You will find the two relevant unsealed documents in their entirety in this week's list of links. ...documents are unsealed when the judge decides that it is more important for the public to know what is in them than to not know, so Judge Motz, too, thinks this is worth your time. By the way, this is probably the first time these documents have been broadly released. ... One huge issue in Burst v. Microsoft is missing e-mails that should have appeared in the discovery portion of the case, but didn't. Burst knows there are lost messages because many of them were to and from Burst, itself, so they have their copies. But not only are the known messages lost from Microsoft's e-mail archive, so are any messages on the same subject that may have been sent between the Microsoft people, themselves, and not shared with Burst -- messages that Burst only believes to exist, but it's a pretty fair assumption that some such mail did happen. I have written about this before, and it plays back to a haphazard corporate e-mail retention policy at Microsoft that seems to conveniently lose any damning evidence. ...

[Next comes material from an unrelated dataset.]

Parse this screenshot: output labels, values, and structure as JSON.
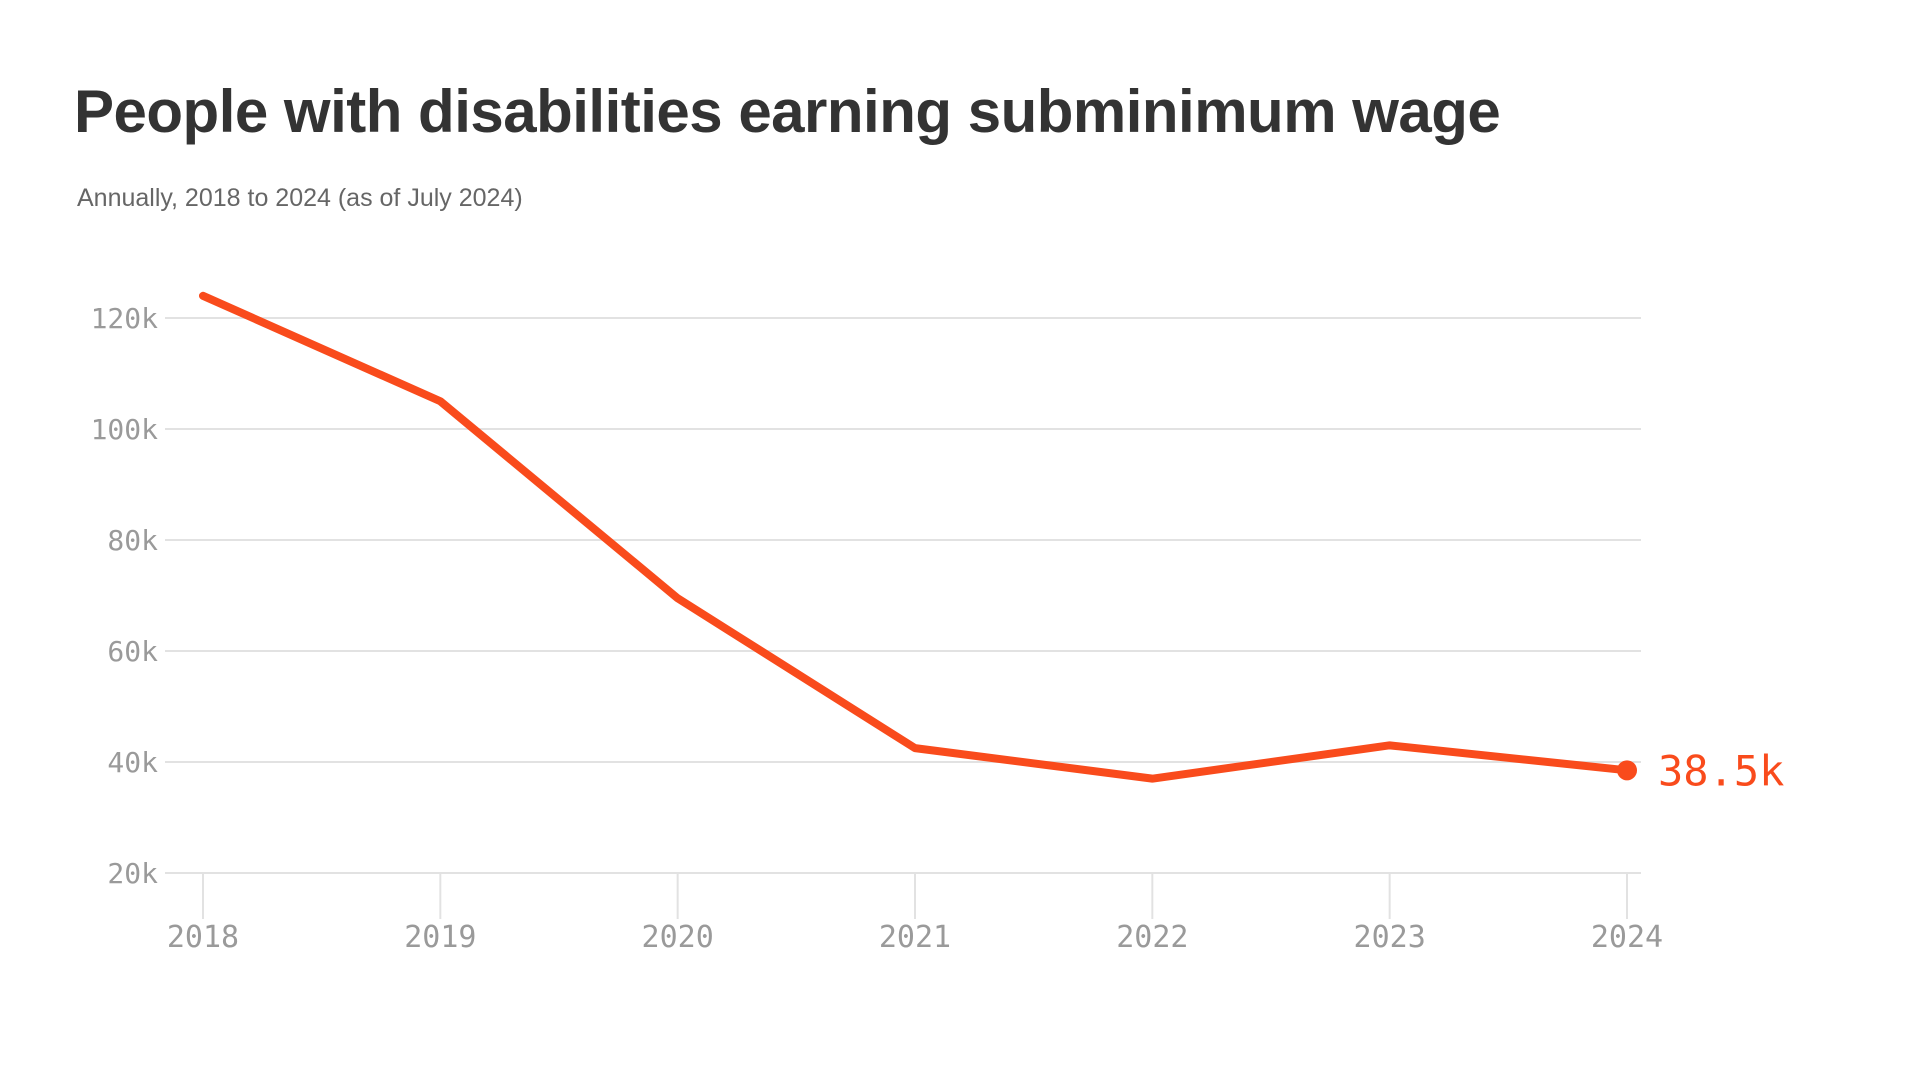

http://www.pbs.org/cringely/pulpit/pulpit20041007.html
(Excerpt) Read more at pbs.org ...
I hope the courts come down on Microsoft as hard as they came down on Clinton for Lying, assuming they even did lie.
I have been following this remarkable case since this thread appeared on FR in 8/03.
http://www.freerepublic.com/focus/f-news/973466/posts
Cringely writes some pretty astute stuff.
If we keep our e-mail longer than 30 days, it starts to smell
http://www.siliconvalley.com/mld/siliconvalley/business/columnists/gmsv/9892415. htm
IMHO, Micro$oft looks at the occasional $400 or $500 million court judgement as a cost of doing business. The cost will have to get up intothe tens of billions to make them change their spots.
Just like the criminals who pay off cops and judges;or the manufacturer who pays liabilty claims because its cheaper than redesigning the product.ZThis is what happens when money triumps over morals.